Industry figures gave evidence in Canberra on Monday to a parliamentary committee looking into a 2012/13 budget decision to hike the passenger movement charge.
Everyone leaving the country will be taxed $55 from July 1 - a rise of 17 per cent. The charge will be indexed to inflation.
But the committee was told passengers would also be indirectly hit by a new levy to fund airport police and the carbon tax to start on July 1 would add $1 to $3 to each travel ticket.
Tourism & Transport Forum (TTF) chief John Lee said international arrival numbers were sluggish and the Australian dollar was putting pressure on the industry.
"With international arrivals to Australia up only 0.5 per cent in the 12 months to the end of April, it's difficult to reconcile a 17 per cent increase," he said.
"The tourism industry is facing the threat of a triple tax burden - a higher PMC (departure tax), an additional cost burden on airports for Australian Federal Police officers and a carbon price."

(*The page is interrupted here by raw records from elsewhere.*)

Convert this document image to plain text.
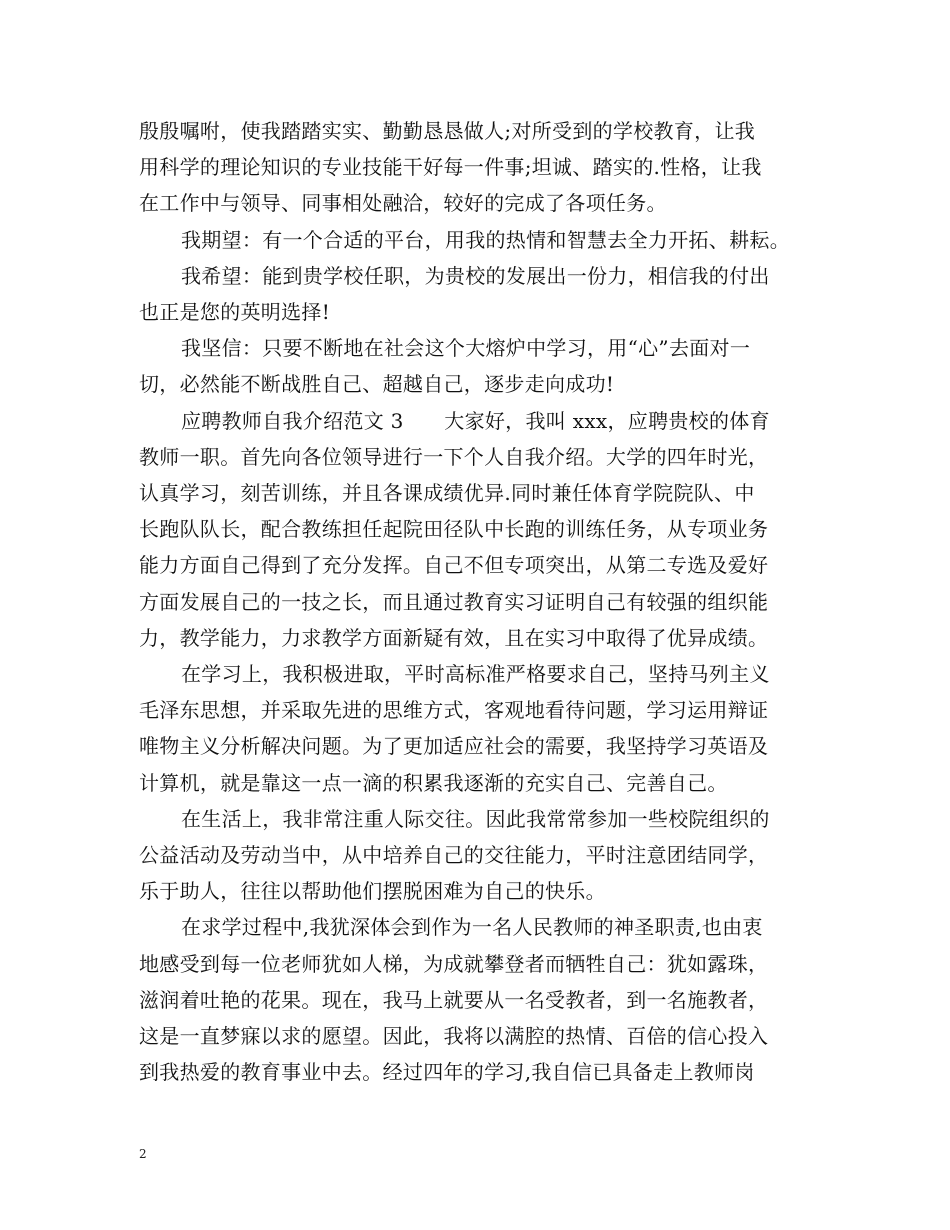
殷殷嘱咐，使我踏踏实实、勤勤恳恳做人;对所受到的学校教育，让我
用科学的理论知识的专业技能干好每一件事;坦诚、踏实的.性格，让我
在工作中与领导、同事相处融洽，较好的完成了各项任务。
我期望：有一个合适的平台，用我的热情和智慧去全力开拓、耕耘。
我希望：能到贵学校任职，为贵校的发展出一份力，相信我的付出
也正是您的英明选择!
我坚信：只要不断地在社会这个大熔炉中学习，用“心”去面对一
切，必然能不断战胜自己、超越自己，逐步走向成功!
应聘教师自我介绍范文 3　　大家好，我叫 xxx，应聘贵校的体育
教师一职。首先向各位领导进行一下个人自我介绍。大学的四年时光，
认真学习，刻苦训练，并且各课成绩优异.同时兼任体育学院院队、中
长跑队队长，配合教练担任起院田径队中长跑的训练任务，从专项业务
能力方面自己得到了充分发挥。自己不但专项突出，从第二专选及爱好
方面发展自己的一技之长，而且通过教育实习证明自己有较强的组织能
力，教学能力，力求教学方面新疑有效，且在实习中取得了优异成绩。
在学习上，我积极进取，平时高标准严格要求自己，坚持马列主义
毛泽东思想，并采取先进的思维方式，客观地看待问题，学习运用辩证
唯物主义分析解决问题。为了更加适应社会的需要，我坚持学习英语及
计算机，就是靠这一点一滴的积累我逐渐的充实自己、完善自己。
在生活上，我非常注重人际交往。因此我常常参加一些校院组织的
公益活动及劳动当中，从中培养自己的交往能力，平时注意团结同学，
乐于助人，往往以帮助他们摆脱困难为自己的快乐。
在求学过程中,我犹深体会到作为一名人民教师的神圣职责,也由衷
地感受到每一位老师犹如人梯，为成就攀登者而牺牲自己：犹如露珠，
滋润着吐艳的花果。现在，我马上就要从一名受教者，到一名施教者，
这是一直梦寐以求的愿望。因此，我将以满腔的热情、百倍的信心投入
到我热爱的教育事业中去。经过四年的学习,我自信已具备走上教师岗
2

Mr Lee said competitor nations were removing departure taxes.
"The government doesn't care about tourism," he said.
National Tourism Alliance chief Juliana Payne told the inquiry up to $400 million was being "over-collected" - the difference between revenue collected and the money being spent on tourism and airport services.
The passenger charge hike is expected to raise $610 million over the next four years, $61 million of which will be spent on tourism marketing in Asia.
Tourism Australia has launched a campaign in the Chinese city of Shanghai.
The launch of the broadcast, print and online ads is the latest phase in the campaign dubbed There's nothing like Australia. It began in 2010 and is expected to cost around $180 million over three years.